3. Let Them Bring Their Own Technology I'm not sure if you got the memo, but there has been a transformation in technology over the last few years - BYOT (Bring Your Own Technology). Instead of companies dictating which laptops, smartphones, or other devices workers should use, individuals are simply bringing their own technology to work. The initial response by many organizations is to resist the trend. It takes away the relative uniformity, and seems to create chaos when it comes to managing and supporting the environment. However, these are devices that your workers are investing in whether you allow them or not. You can eliminate unnecessary costs for your business by simply inviting workers to use the devices they already own. You could also subsidize split the costs -- a win-win. Aside from cost, BYOT can also boost productivity. These are the platforms and technologies they feel most comfortable with, which is why they invested their own hard-earned money in them.

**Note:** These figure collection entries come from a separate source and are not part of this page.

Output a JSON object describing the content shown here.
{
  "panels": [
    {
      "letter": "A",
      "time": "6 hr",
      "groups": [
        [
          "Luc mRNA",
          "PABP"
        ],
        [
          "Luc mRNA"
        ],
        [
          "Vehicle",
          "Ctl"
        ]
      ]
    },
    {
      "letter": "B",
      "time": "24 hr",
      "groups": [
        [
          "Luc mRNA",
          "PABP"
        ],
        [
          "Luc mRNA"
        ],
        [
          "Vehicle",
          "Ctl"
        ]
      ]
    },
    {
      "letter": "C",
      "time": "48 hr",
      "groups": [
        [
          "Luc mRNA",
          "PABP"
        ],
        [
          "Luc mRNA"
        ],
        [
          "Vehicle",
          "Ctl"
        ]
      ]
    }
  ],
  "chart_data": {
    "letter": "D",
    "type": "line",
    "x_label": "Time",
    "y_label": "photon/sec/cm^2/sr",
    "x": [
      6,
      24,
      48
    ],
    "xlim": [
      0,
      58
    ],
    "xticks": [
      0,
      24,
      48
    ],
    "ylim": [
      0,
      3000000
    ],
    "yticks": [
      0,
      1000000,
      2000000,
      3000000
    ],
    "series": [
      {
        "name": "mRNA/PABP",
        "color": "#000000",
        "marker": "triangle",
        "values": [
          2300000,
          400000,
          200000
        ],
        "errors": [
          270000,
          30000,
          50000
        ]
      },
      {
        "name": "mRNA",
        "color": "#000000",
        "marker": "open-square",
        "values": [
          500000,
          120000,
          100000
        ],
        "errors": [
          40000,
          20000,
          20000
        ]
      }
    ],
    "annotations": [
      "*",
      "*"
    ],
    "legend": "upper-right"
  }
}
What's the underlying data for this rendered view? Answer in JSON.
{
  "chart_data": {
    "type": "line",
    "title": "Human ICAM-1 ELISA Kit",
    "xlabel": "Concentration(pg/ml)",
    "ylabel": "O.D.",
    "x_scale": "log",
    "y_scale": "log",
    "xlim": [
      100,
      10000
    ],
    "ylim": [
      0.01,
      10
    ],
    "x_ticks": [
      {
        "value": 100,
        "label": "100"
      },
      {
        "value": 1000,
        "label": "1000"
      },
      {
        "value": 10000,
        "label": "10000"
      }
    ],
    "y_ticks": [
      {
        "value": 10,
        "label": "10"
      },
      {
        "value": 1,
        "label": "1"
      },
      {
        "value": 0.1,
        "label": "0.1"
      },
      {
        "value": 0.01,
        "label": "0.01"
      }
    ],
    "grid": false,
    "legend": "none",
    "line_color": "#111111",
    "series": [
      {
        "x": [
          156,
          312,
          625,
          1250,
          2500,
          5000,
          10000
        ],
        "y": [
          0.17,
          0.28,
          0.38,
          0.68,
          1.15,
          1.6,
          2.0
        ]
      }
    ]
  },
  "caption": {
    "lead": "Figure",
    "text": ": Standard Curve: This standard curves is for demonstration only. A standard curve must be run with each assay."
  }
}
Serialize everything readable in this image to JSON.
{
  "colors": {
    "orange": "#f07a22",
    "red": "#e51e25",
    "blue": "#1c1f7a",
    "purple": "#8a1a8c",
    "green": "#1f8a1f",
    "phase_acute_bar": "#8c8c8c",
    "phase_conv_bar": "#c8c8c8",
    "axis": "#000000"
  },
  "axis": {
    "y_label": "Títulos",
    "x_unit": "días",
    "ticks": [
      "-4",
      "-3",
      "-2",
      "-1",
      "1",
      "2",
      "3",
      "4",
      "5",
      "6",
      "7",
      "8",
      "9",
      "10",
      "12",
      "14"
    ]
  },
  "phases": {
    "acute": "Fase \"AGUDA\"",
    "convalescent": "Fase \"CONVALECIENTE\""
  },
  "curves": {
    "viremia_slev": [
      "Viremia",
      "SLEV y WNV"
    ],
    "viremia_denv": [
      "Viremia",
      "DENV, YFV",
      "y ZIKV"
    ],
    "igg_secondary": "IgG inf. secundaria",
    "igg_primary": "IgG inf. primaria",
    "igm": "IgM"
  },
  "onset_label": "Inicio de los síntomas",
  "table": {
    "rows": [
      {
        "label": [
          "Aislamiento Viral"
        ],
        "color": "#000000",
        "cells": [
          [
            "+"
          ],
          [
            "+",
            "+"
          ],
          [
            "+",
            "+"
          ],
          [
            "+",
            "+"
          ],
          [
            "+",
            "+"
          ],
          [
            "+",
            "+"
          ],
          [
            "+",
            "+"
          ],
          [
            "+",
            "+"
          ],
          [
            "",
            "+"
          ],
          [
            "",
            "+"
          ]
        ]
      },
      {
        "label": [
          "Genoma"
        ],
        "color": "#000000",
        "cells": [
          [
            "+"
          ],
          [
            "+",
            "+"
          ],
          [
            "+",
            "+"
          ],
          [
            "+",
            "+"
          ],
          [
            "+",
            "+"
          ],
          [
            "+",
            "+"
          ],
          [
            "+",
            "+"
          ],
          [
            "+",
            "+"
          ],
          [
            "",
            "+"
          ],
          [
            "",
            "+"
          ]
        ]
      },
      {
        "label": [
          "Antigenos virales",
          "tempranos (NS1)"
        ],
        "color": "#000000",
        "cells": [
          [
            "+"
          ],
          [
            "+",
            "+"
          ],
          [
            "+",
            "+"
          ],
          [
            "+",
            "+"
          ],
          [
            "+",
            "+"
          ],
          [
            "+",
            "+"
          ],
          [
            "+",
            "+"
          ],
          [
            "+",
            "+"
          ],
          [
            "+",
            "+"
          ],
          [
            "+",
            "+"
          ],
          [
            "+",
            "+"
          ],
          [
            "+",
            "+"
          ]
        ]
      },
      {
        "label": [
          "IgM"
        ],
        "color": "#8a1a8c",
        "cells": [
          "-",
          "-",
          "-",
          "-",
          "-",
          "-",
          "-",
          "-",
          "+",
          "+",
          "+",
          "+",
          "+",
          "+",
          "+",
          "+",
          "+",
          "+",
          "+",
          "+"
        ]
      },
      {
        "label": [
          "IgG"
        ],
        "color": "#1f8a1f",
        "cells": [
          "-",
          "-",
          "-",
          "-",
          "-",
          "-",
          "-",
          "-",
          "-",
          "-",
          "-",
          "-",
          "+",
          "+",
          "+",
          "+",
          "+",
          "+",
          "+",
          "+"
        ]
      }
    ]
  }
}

Letting them use them at work rather than forcing them to use something they don't like will make happier, more productive users.
4. Secure Mobile Devices Of course, if you let everyone bring their own laptops, smartphones, and tablets in to work, or connect remotely to company servers and resources, you also need some way to enforce basic security policies, and protect any company data those gadgets might contain. There are cross-platform mobile security tools available to help monitor and maintain security across diverse gadgets and devices. At the very least, you should have a written policy defining basic security requirements. You should also make sure your workers understand the security controls available on the devices they use, and that they take advantage of the protection they already have.
5. Protect Your Data Data breaches seem like a daily occurrence. While some are complex, precision attacks, most are crimes of opportunity. Actually, the reality is that human error and negligence are much more to blame for putting sensitive data at risk than any outside attackers. You should have tools in place on your network that monitor outbound communications to prevent confidential or sensitive data from being leaked -- whether intentional or inadvertent. If nothing else, you need to ensure that all of your sensitive data is encrypted so that it is protected from unauthorized access even if the laptop, smartphone, or tablet it is housed on ends up lost or stolen.